"D'you think we all wants to poke in where we isn't wanted, like you, Miss Meddlesome? How should I know?"
"Well, I told you yesterday what teacher called Edie, so tell us, Rube; you might tell us."
"There isn't nothing to tell, you great inquisitive monkey," Ruby declared.
Then there was a sound in the hall of a man's voice, a rich voice that suited somehow the odor of the cigar. Jenny longed to peep round the kitchen door at the visitor, but she was afraid that Ruby would carry on about it. A moment or two's conversation, and the street door slammed, and when her mother came back from the kitchen, Jenny was afraid to ask bluntly:
"Who was that?"
Instead she announced:
"We did sewing this afternoon.

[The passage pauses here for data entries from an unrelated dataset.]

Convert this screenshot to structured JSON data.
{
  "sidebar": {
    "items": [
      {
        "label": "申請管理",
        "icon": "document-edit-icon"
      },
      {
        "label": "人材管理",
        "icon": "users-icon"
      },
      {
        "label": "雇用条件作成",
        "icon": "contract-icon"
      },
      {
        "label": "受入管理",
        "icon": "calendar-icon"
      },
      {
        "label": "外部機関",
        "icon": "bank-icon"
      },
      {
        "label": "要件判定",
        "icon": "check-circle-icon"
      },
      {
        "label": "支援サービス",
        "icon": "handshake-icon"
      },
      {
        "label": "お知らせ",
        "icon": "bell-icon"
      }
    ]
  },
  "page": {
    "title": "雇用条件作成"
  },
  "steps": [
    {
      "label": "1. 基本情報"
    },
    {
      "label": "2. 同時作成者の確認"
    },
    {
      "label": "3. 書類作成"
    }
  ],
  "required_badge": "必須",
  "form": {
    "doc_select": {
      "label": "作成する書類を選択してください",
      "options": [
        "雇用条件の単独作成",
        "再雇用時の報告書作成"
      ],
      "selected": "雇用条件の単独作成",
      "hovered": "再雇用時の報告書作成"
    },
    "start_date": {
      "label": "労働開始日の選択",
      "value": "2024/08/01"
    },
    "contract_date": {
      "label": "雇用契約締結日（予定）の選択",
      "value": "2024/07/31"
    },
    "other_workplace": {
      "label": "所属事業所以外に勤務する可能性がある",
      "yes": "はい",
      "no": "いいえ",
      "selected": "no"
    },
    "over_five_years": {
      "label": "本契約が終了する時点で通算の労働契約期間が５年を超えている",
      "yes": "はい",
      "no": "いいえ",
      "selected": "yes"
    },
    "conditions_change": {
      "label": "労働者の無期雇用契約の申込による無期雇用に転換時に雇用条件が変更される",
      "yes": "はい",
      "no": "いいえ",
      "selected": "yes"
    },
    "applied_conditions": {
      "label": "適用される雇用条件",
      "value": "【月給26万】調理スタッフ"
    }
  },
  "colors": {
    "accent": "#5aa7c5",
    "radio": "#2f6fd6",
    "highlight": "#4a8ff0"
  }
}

Teacher said I sewed well."
"You sew on with your tea," said Mrs. Raeburn. "And wherever can Edie and Alfie have got to?"
A week or two afterwards Jenny returned to the same smell of cigar, the same impression of a rich and unusual visitor, but this time the parlor door gaped to a dark and cold interior, and when Jenny followed Ruby into the kitchen, he was there, a large florid man, with a big cigar and heavy mustache and a fur coat open to a snowy collar and shining tie-pin.
"And this is Jenny, is it?" he said in the cigar voice.